Рыцари былого и грядущего. I том - страница 20

Шрифт
Интервал


– Господин полковник, мы с вами не будем стрелять по детям.

Бранале тоже был не промах. Тень испуганной растерянности задержалась на его лице не более секунды, он молча, неторопливо отошёл в сторону шагов на десять, достал рацию, обменялся с кем-то несколькими фразами, и так же неторопливо вернувшись, молча протянул рацию Сиверцеву. Андрей услышал знакомый голос:

– Это Мелин. Продолжайте стрельбы, капитан. Продолжайте стрельбы по тем целям, которые укажет полковник Бранале.

– Товарищ подполковник, Бранале видимо не сказал вам, что там дети. Не будем же мы на учениях без цели и без смысла стрелять по детям?

– Капитан, ты, может, не расслышал? Продолжайте стрельбы по тем целям, которые укажет полковник Бранале.

– Осмелюсь напомнить, я – офицер. Честь офицера не позволяет…

– Можешь себе задницу вытереть своей честью, – Мелин перешёл на тихое зловещее шипение.

Андрей сам потом удивлялся своему спокойствию. Как будто они с Мелиным всего лишь пришли в ресторан и слегка поспорили о том, какие блюда заказывать. Сиверцев ответил так, как будто возражает по вопросу совершенно не принципиальному, а потому его настойчивость никого не может обидеть:

– Вы не должны были говорить этих слов ни при каких обстоятельствах. Слышимость очень плохая. Вы приказываете прекратить стрельбы? Я правильно вас понял? Разрешите выполнять? Конец связи.

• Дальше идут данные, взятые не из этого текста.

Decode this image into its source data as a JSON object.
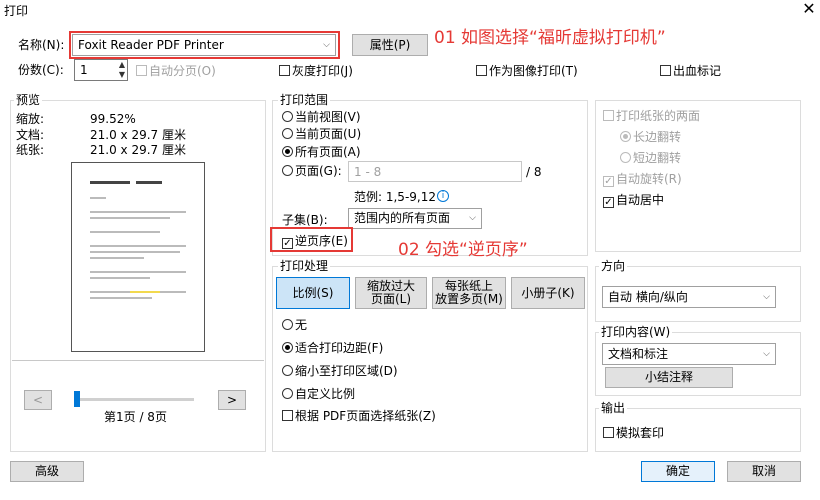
{
  "window": {
    "title": "打印",
    "close_icon": "close-icon"
  },
  "printer": {
    "name_label": "名称(N):",
    "value": "Foxit Reader PDF Printer",
    "properties_button": "属性(P)"
  },
  "copies": {
    "label": "份数(C):",
    "value": "1",
    "collate_label": "自动分页(O)"
  },
  "options": {
    "grayscale": "灰度打印(J)",
    "print_as_image": "作为图像打印(T)",
    "bleed_marks": "出血标记"
  },
  "preview": {
    "group_title": "预览",
    "zoom_label": "缩放:",
    "zoom_value": "99.52%",
    "document_label": "文档:",
    "document_value": "21.0 x 29.7 厘米",
    "paper_label": "纸张:",
    "paper_value": "21.0 x 29.7 厘米",
    "prev_button": "<",
    "next_button": ">",
    "page_indicator": "第1页 / 8页"
  },
  "print_range": {
    "group_title": "打印范围",
    "current_view": "当前视图(V)",
    "current_page": "当前页面(U)",
    "all_pages": "所有页面(A)",
    "pages_label": "页面(G):",
    "pages_placeholder": "1 - 8",
    "pages_total": "/ 8",
    "example": "范例: 1,5-9,12",
    "subset_label": "子集(B):",
    "subset_value": "范围内的所有页面",
    "reverse_label": "逆页序(E)"
  },
  "handling": {
    "group_title": "打印处理",
    "tabs": [
      "比例(S)",
      "缩放过大\n页面(L)",
      "每张纸上\n放置多页(M)",
      "小册子(K)"
    ],
    "none": "无",
    "fit_margins": "适合打印边距(F)",
    "shrink": "缩小至打印区域(D)",
    "custom": "自定义比例",
    "choose_paper": "根据 PDF页面选择纸张(Z)"
  },
  "duplex": {
    "both_sides": "打印纸张的两面",
    "long_edge": "长边翻转",
    "short_edge": "短边翻转",
    "auto_rotate": "自动旋转(R)",
    "auto_center": "自动居中"
  },
  "orientation": {
    "group_title": "方向",
    "value": "自动 横向/纵向"
  },
  "content": {
    "group_title": "打印内容(W)",
    "value": "文档和标注",
    "summarize_button": "小结注释"
  },
  "output": {
    "group_title": "输出",
    "simulate_overprint": "模拟套印"
  },
  "footer": {
    "advanced": "高级",
    "ok": "确定",
    "cancel": "取消"
  },
  "annotations": {
    "step1": "01 如图选择“福昕虚拟打印机”",
    "step2": "02 勾选“逆页序”"
  },
  "colors": {
    "annotation": "#e53935",
    "accent": "#0078d7"
  }
}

Он обернулся к Бранале с весёлым спокойствием победителя, который никогда, впрочем, и не сомневался в своей победе:

– Стрельбы окончены, господин полковник. Извольте отдать соответствующие распоряжения.

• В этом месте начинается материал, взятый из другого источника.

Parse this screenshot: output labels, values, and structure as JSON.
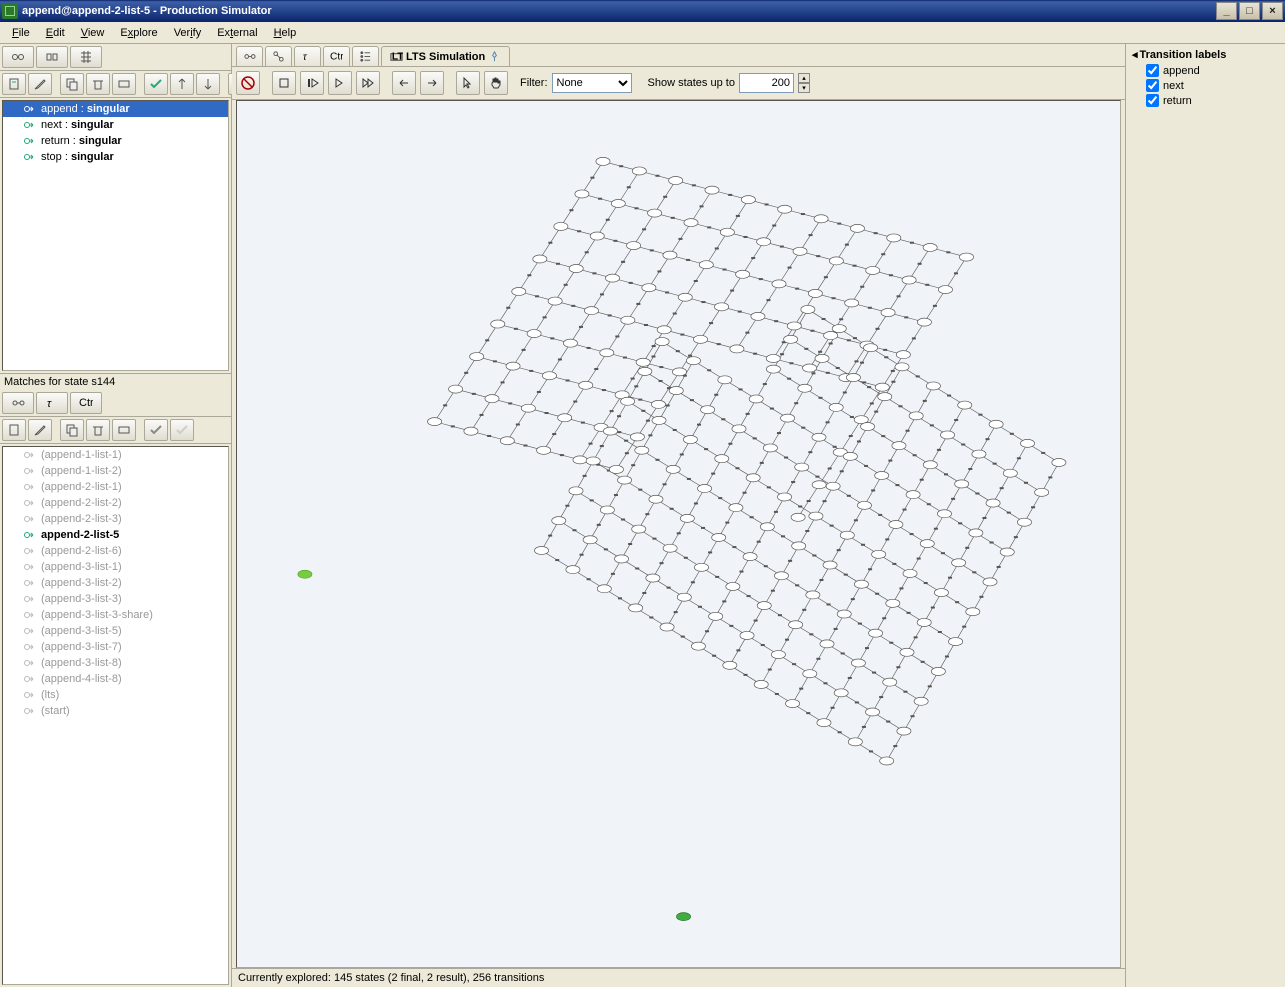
{
  "window": {
    "title": "append@append-2-list-5 - Production Simulator"
  },
  "menu": {
    "file": "File",
    "edit": "Edit",
    "view": "View",
    "explore": "Explore",
    "verify": "Verify",
    "external": "External",
    "help": "Help"
  },
  "rules_tree": [
    {
      "label_left": "append : ",
      "label_right": "singular",
      "selected": true
    },
    {
      "label_left": "next : ",
      "label_right": "singular",
      "selected": false
    },
    {
      "label_left": "return : ",
      "label_right": "singular",
      "selected": false
    },
    {
      "label_left": "stop : ",
      "label_right": "singular",
      "selected": false
    }
  ],
  "matches_label": "Matches for state s144",
  "matches": [
    {
      "label": "(append-1-list-1)",
      "selected": false,
      "dim": true
    },
    {
      "label": "(append-1-list-2)",
      "selected": false,
      "dim": true
    },
    {
      "label": "(append-2-list-1)",
      "selected": false,
      "dim": true
    },
    {
      "label": "(append-2-list-2)",
      "selected": false,
      "dim": true
    },
    {
      "label": "(append-2-list-3)",
      "selected": false,
      "dim": true
    },
    {
      "label": "append-2-list-5",
      "selected": true,
      "dim": false
    },
    {
      "label": "(append-2-list-6)",
      "selected": false,
      "dim": true
    },
    {
      "label": "(append-3-list-1)",
      "selected": false,
      "dim": true
    },
    {
      "label": "(append-3-list-2)",
      "selected": false,
      "dim": true
    },
    {
      "label": "(append-3-list-3)",
      "selected": false,
      "dim": true
    },
    {
      "label": "(append-3-list-3-share)",
      "selected": false,
      "dim": true
    },
    {
      "label": "(append-3-list-5)",
      "selected": false,
      "dim": true
    },
    {
      "label": "(append-3-list-7)",
      "selected": false,
      "dim": true
    },
    {
      "label": "(append-3-list-8)",
      "selected": false,
      "dim": true
    },
    {
      "label": "(append-4-list-8)",
      "selected": false,
      "dim": true
    },
    {
      "label": "(lts)",
      "selected": false,
      "dim": true
    },
    {
      "label": "(start)",
      "selected": false,
      "dim": true
    }
  ],
  "tabs": {
    "lts": "LTS  Simulation"
  },
  "sim": {
    "filter_label": "Filter:",
    "filter_value": "None",
    "show_states_label": "Show states up to",
    "show_states_value": "200"
  },
  "transition_labels": {
    "title": "Transition labels",
    "items": [
      "append",
      "next",
      "return"
    ]
  },
  "status": "Currently explored: 145 states (2 final, 2 result), 256 transitions"
}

Ни один советский генерал никогда не обращался к Бранале таким властным тоном. Сам президент Мариам, общаясь с главой влиятельного клана тигрэ, брал обычно интонацию скорее дружескую, чем повелительную. Бранале всем своим нутром ощутил, что полностью потерял контроль над ситуацией, и что этот жалкий капитанишка действительно имеет право ему приказывать. Полковник быстро и точно выполнил приказ.


***


Уже с полгода в глазах Андрея легко читалась смешанная с недоумением боль сломанного человека, но после тех памятных стрельб тоскливая дымка отчаяния совершенно исчезла из его глаз. Появилось выражение весёлой жестокости, никому ничего доброго не предвещающее. Вот уже неделю Андрей ждал «эвакуации в Союз», нисколько не сомневаясь, что она обязательно последует, а его дальнейшей судьбе на родине не позавидуют даже зеки. Однако Мелин был с ним подчеркнуто корректен, делая вид, что ничего не произошло, разве что стал ещё более сух и немногословен. Андрей с такой же подчёркнутой корректностью и даже нарочитой готовностью выполнял все распоряжения Мелина, но в этом не было ни капли желания загладить свою вину и заслужить прощение. Просто Андрей испытывал к Мелину искреннюю жалость. Теперь он обострённо ощущал внутреннее убожество подполковника, достойное всяческого сочувствия, и старался попусту не обижать этого совершенно раздёрганного человечка.